Fishing is also traditionally done with a ‘lure’ (something dangling in the water to attract the fish) and a harpoon. Of course, a hole would need to be made in the ice first.
A wide variety of arctic wild life would attract an Inuit hunter including birds and bears and even walrus and whales (as in the story).
In the short late spring and summer seasons, women and children would collect, eggs, roots, berries, leaves and seaweeds to supplement the diet. In the autumn and long winters, they were all reliant on whatever the hunter could bring home and, often, the hunting expeditions lasted days and even weeks.
What was the life of an Inuit child like?
An Inuit family
Children were named after family members, often ones who had died recently. However, names are not distinguished by gender, so, for example, a girl could have her grandfather’s name or a boy his aunt’s. The world of an Inuit child would have contained just a few human beings: a father and mother, brothers and sisters, grandparents and the other children and adults of the camp.
Like all children, they would grow up watching and imitating the actions of the adults. They would learn about the creatures around: for example, they would know what seals, walruses, caribous, bears, foxes and hares all looked like from the outside and from the inside also, as they see adults cut open and skin the creatures to provide their food, shelter, clothing and tools. So children grew up with a good understanding of the creatures and plants around them, knowledge they needed in order to survive.
Their diet is the same as the adults, quite restricted, especially in the winter when there are no plants. They will eat meat and fish mainly, with eggs, roots, berries and seaweed when available. Since much of the food is eaten raw, essential vitamins, like vitamin C are not destroyed when found, for example, in whale skin.
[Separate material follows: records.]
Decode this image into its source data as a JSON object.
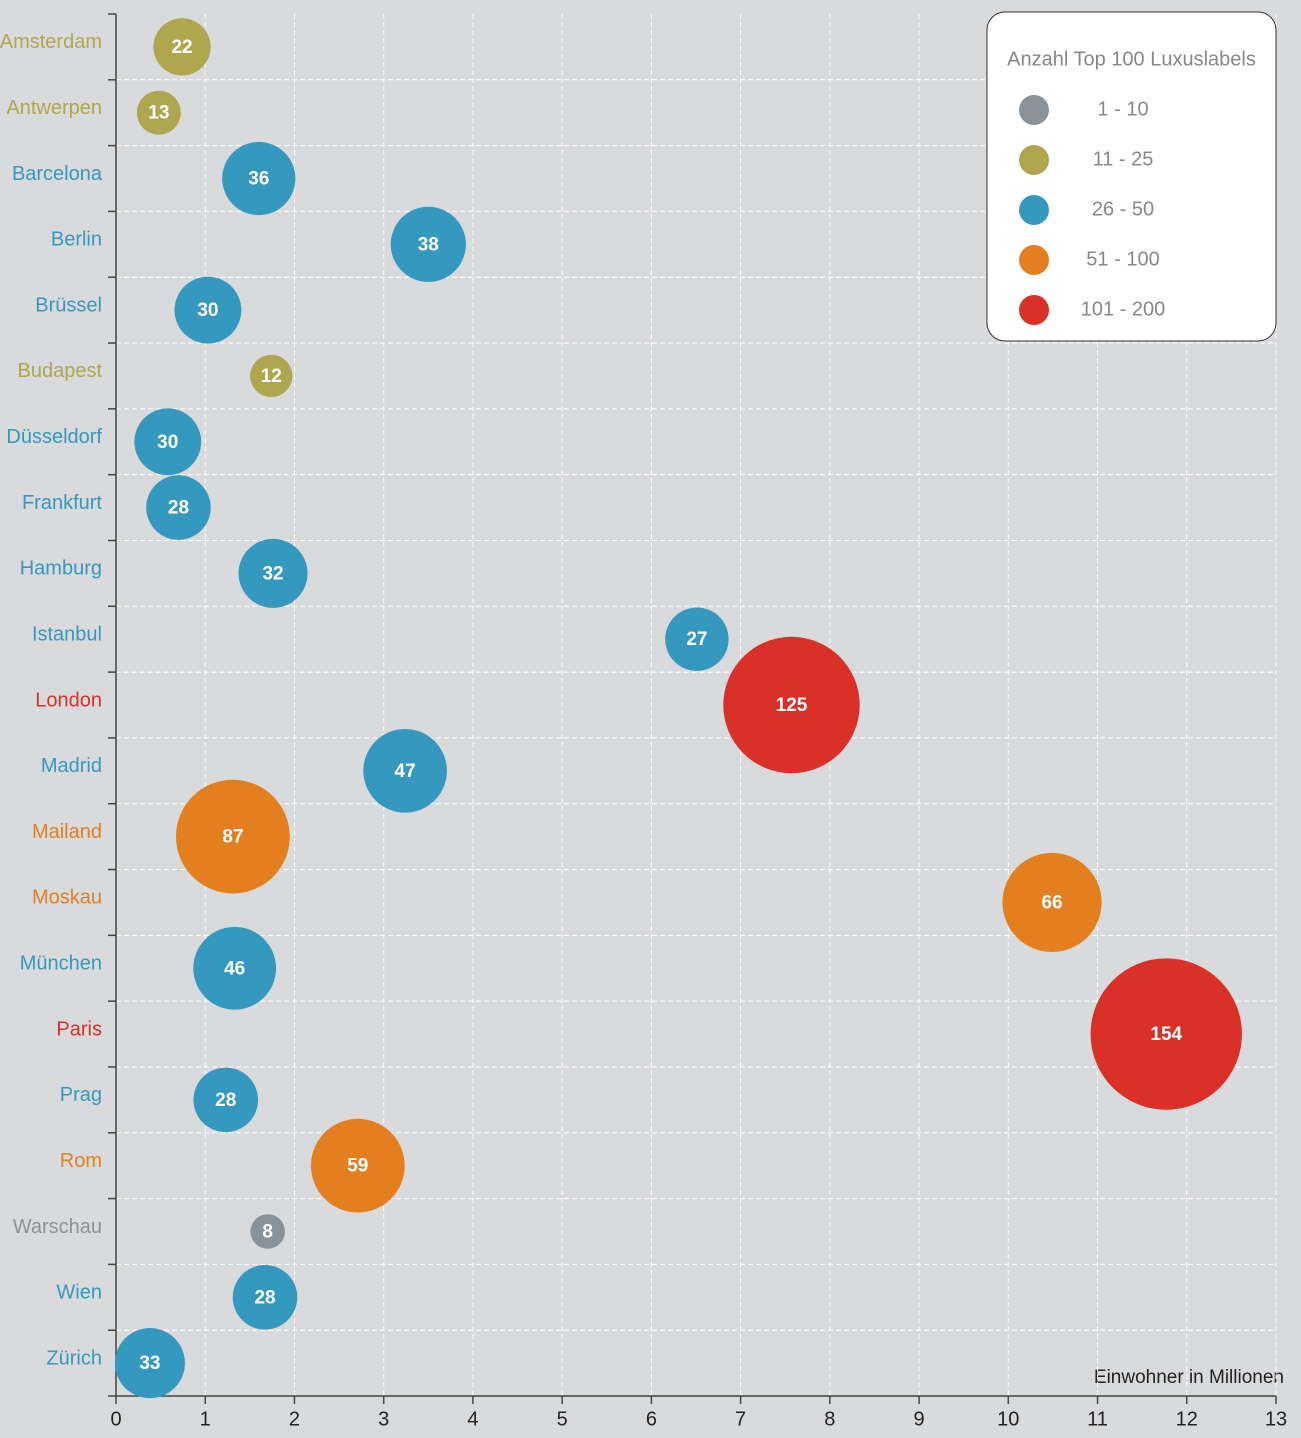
{
  "chart_data": {
    "type": "bubble",
    "categories": [
      "Amsterdam",
      "Antwerpen",
      "Barcelona",
      "Berlin",
      "Brüssel",
      "Budapest",
      "Düsseldorf",
      "Frankfurt",
      "Hamburg",
      "Istanbul",
      "London",
      "Madrid",
      "Mailand",
      "Moskau",
      "München",
      "Paris",
      "Prag",
      "Rom",
      "Warschau",
      "Wien",
      "Zürich"
    ],
    "x": [
      0.74,
      0.48,
      1.6,
      3.5,
      1.03,
      1.74,
      0.58,
      0.7,
      1.76,
      6.51,
      7.57,
      3.24,
      1.31,
      10.49,
      1.33,
      11.77,
      1.23,
      2.71,
      1.7,
      1.67,
      0.38
    ],
    "sizes": [
      22,
      13,
      36,
      38,
      30,
      12,
      30,
      28,
      32,
      27,
      125,
      47,
      87,
      66,
      46,
      154,
      28,
      59,
      8,
      28,
      33
    ],
    "colors": [
      "#b0a64e",
      "#b0a64e",
      "#3598bf",
      "#3598bf",
      "#3598bf",
      "#b0a64e",
      "#3598bf",
      "#3598bf",
      "#3598bf",
      "#3598bf",
      "#d93027",
      "#3598bf",
      "#e47f20",
      "#e47f20",
      "#3598bf",
      "#d93027",
      "#3598bf",
      "#e47f20",
      "#8a9299",
      "#3598bf",
      "#3598bf"
    ],
    "x_label": "Einwohner in Millionen",
    "xlim": [
      0,
      13
    ],
    "xticks": [
      0,
      1,
      2,
      3,
      4,
      5,
      6,
      7,
      8,
      9,
      10,
      11,
      12,
      13
    ],
    "grid": true,
    "legend": {
      "title": "Anzahl Top 100 Luxuslabels",
      "position": "upper right",
      "items": [
        {
          "label": "1 - 10",
          "color": "#8a9299"
        },
        {
          "label": "11 - 25",
          "color": "#b0a64e"
        },
        {
          "label": "26 - 50",
          "color": "#3598bf"
        },
        {
          "label": "51 - 100",
          "color": "#e47f20"
        },
        {
          "label": "101 - 200",
          "color": "#d93027"
        }
      ]
    }
  }
}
From a very early age children learn how to make and use the tools, shelters and weapons needed for daily living. They would also learn how to build a komatik (sledge), a kayak (canoe) and an umiak (larger boat). They do all this by watching the adults and being encouraged to take part. Inuit believe their children will develop into responsible adults if they have a lot of love and freedom. Some behaviour maybe frowned upon, but children are not punished, which is what makes the actions of the stepmother in the story so
horrible, they learn the right way by example.